人が怖いを解消する食事
食べ物の組み合わせも、脳内での人が怖いという気持ちが改善されるセロトニン合成に重要です。
食物から摂取されたトリプトファンが、血液を介して脳内へと入りやすくするには、炭水化物中心の食事がよいとされます。
食物にタンパク質が多く含まれますと、トリプトファンの脳内への取り込みが悪くなることが分かっています。
したがって、お米、麺類、パンなどの炭水化物中心の食事が、脳内セロトニン濃度を高めるには好都合なのです。
興味深いことに、同じような考え方が、マラソン時の食事指導にも見られます。
マラソン選手の中には、試合前にカーボローディングといって、炭水化物中心の食事に切り替える人が多くいます。
セロトニン神経はリズム運動で活性化されるわけですが、マラソンの場合にはリズム運動が長期にわたりますから、セロトニン神経にとってはかなりの負担になります。
鍛えるというより、酷使されるといってよいでしょう。
脳内のセロトニン合成を効率よく行わせ、なおかつ、脳内のセロトニンレベルを高く維持させるために、炭水化物中心の食事と、トリプトファンを多く含むバナナなどの摂食が、大切ということになります。
また、禅寺での食事は、よく知られているように、動物性タンパク質を摂らないことが原則になっています。
これも、脳内でのセロトニン合成を効率よく行わせます。
坐禅修行はセロトニン神経を徹底的にきたえるという側面があると考えられますので、肉を摂取しない食事は、セロトニン合成を促進させるという意味で、科学的根拠を有するのです。
長い歴史と経験に培われた伝統食には、改めて感心させられるばかりです。
いずれにせよ、セロトニン神経を鍛えよう、あるいは活性化しようとする人には、トリプトファンを豊富に含む食材と炭水化物中心の食事がおすすめ、ということになります。
サプリメントには手を出さない
今の世の中、サプリメントが大流行です。
セロトニン合成に直接かかわる物質(セロトニン前駆物質)を錠剤で摂取すれば、手軽にセロトニン神経がきたえられるのではないか、と短絡的に考える人たちがいます。
これは完全な誤解です。
サプリメントだけでは人が怖いという気持ちを解消させることは難しいです。
普通の食事の中に含まれるトリプトファンで、通常の必要量は十分に足りています。
バランスのよい食事さえしていれば、不足することはけっしてありません。
余った分は、排泄されるだけです。
セロトニン神経をきたえるのは、リズム運動や光であって、食物は二次的な役割しか果たしません。

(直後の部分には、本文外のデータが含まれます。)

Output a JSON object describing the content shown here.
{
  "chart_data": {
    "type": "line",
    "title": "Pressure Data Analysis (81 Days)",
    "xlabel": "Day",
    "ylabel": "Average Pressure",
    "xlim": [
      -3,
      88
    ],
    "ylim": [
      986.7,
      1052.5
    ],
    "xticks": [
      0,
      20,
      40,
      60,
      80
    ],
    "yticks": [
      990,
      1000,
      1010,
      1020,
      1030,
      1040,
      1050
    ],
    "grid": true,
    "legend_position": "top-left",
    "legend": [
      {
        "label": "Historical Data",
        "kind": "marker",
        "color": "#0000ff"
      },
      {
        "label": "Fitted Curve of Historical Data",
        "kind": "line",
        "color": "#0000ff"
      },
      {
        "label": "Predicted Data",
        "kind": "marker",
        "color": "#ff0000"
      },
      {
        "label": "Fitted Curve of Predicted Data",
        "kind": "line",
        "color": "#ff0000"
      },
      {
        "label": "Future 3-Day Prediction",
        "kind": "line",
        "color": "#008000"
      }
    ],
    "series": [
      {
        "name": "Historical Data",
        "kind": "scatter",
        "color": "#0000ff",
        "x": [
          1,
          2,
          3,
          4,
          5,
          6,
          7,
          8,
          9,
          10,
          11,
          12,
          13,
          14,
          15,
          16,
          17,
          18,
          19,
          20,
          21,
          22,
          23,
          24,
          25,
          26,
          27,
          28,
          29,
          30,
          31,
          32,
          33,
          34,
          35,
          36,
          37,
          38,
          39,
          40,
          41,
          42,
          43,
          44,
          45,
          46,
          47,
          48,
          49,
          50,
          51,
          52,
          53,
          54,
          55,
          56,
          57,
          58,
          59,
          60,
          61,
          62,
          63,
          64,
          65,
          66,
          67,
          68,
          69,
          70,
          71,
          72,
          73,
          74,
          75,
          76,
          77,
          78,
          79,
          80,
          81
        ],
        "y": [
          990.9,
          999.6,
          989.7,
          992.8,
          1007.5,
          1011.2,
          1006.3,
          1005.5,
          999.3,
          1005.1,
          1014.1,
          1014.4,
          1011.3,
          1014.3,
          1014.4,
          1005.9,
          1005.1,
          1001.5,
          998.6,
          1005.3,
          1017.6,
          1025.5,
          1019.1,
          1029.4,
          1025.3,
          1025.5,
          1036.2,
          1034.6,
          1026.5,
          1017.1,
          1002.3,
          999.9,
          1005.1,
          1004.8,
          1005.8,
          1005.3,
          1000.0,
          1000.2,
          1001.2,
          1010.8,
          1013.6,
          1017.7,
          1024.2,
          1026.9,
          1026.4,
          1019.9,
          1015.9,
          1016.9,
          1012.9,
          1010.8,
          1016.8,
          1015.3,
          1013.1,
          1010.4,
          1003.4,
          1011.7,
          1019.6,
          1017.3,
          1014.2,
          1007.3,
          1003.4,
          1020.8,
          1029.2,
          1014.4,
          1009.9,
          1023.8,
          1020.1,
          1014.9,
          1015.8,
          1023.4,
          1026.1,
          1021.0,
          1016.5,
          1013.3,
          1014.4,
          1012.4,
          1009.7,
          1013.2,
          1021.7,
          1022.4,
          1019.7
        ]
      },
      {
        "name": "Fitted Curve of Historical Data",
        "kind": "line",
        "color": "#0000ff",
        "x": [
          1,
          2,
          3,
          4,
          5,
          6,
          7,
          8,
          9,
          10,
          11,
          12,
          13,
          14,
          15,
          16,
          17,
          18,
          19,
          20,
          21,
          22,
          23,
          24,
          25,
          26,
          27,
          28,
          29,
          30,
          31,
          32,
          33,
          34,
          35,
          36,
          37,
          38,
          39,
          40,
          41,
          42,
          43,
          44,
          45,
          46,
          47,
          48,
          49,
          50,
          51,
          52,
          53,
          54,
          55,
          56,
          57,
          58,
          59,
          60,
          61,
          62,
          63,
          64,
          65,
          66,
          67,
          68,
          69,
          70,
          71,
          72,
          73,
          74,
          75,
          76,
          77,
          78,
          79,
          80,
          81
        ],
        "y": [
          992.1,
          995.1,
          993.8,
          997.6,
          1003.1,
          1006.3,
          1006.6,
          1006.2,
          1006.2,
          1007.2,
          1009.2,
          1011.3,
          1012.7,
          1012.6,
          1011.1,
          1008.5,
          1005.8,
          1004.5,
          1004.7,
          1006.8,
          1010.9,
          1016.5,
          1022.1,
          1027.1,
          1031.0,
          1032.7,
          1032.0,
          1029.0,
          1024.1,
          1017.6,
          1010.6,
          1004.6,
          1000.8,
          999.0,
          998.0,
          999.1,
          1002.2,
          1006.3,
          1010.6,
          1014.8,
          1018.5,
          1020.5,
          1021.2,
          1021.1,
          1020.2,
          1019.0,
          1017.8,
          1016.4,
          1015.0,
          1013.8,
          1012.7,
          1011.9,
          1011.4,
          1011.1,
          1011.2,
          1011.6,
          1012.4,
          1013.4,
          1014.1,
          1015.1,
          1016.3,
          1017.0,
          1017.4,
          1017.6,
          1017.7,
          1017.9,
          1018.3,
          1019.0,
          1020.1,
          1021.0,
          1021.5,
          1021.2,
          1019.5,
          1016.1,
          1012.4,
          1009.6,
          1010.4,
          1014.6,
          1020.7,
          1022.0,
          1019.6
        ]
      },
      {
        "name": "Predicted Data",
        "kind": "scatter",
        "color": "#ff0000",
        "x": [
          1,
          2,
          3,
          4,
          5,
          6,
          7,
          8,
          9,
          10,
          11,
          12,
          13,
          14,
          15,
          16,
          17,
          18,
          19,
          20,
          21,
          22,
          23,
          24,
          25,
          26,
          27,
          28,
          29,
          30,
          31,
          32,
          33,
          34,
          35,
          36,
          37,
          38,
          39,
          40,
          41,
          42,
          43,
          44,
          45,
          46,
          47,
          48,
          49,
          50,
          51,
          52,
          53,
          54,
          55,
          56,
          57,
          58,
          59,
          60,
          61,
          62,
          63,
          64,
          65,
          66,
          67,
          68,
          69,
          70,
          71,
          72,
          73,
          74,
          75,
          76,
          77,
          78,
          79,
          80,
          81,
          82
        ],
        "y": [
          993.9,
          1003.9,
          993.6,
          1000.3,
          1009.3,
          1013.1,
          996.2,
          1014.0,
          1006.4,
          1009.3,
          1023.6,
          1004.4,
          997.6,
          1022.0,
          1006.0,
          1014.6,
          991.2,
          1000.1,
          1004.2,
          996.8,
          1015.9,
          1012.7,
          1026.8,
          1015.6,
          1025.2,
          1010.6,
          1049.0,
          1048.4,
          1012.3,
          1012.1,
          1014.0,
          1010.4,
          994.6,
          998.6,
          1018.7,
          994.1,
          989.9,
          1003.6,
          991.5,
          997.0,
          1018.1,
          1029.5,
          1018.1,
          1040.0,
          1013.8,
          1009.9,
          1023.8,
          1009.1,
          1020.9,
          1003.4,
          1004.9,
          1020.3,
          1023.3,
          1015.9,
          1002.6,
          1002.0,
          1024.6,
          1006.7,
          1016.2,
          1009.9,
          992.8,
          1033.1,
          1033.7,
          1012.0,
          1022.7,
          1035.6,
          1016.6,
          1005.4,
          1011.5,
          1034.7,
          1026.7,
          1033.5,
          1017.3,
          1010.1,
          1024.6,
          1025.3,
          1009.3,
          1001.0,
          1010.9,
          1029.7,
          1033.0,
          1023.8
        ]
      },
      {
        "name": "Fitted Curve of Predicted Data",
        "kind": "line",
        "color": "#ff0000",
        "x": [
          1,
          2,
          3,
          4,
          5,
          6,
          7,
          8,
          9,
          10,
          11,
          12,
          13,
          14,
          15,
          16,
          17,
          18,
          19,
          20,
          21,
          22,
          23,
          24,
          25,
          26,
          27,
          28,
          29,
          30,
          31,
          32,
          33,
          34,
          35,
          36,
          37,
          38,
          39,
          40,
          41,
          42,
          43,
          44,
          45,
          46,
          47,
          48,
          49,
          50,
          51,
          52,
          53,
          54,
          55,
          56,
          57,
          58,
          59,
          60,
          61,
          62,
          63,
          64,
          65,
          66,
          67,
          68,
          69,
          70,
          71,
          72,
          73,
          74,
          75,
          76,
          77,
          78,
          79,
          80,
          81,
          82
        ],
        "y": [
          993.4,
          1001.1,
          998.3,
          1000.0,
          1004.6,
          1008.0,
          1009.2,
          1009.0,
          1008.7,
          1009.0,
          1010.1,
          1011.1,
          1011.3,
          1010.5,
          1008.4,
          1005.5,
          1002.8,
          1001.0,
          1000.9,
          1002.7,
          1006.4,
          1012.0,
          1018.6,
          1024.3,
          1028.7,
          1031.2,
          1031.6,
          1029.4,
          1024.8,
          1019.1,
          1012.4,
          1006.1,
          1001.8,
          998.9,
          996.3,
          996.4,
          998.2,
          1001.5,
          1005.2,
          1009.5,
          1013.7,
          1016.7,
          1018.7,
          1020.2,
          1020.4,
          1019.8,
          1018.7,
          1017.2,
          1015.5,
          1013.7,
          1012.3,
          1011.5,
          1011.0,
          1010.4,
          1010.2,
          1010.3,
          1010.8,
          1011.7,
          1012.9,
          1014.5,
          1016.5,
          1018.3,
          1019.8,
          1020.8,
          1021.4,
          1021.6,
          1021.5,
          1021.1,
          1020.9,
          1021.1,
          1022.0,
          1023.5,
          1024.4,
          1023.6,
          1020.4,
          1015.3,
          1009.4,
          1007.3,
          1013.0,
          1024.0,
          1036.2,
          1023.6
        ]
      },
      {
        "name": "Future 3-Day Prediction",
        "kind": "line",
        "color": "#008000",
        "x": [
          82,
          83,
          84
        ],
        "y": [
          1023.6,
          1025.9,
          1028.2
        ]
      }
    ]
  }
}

トリプトファンは、リズム運動や光が十分にあってはじめて意味を持ってきます。
部屋に閉じこもってゲーム三昧、しかも昼夜逆転という生活を送っていては、いくらトリプトファンやセロトニン前駆物質を摂っても、セロトニン神経には毒にこそなれ、役には立ちません。
しかも、セロトニン前駆物質をサプリメントで大量に摂取すると、恐ろしい副作用が現れます。
動物実験でセロトニン前駆物質を大量に投与しますと、セロトニン症候群という症状が現れます。
高熱を発し、ときにけいれんが起こり、睡眠・覚醒障害が起こります。
サプリメントには手を出さないのが賢明です。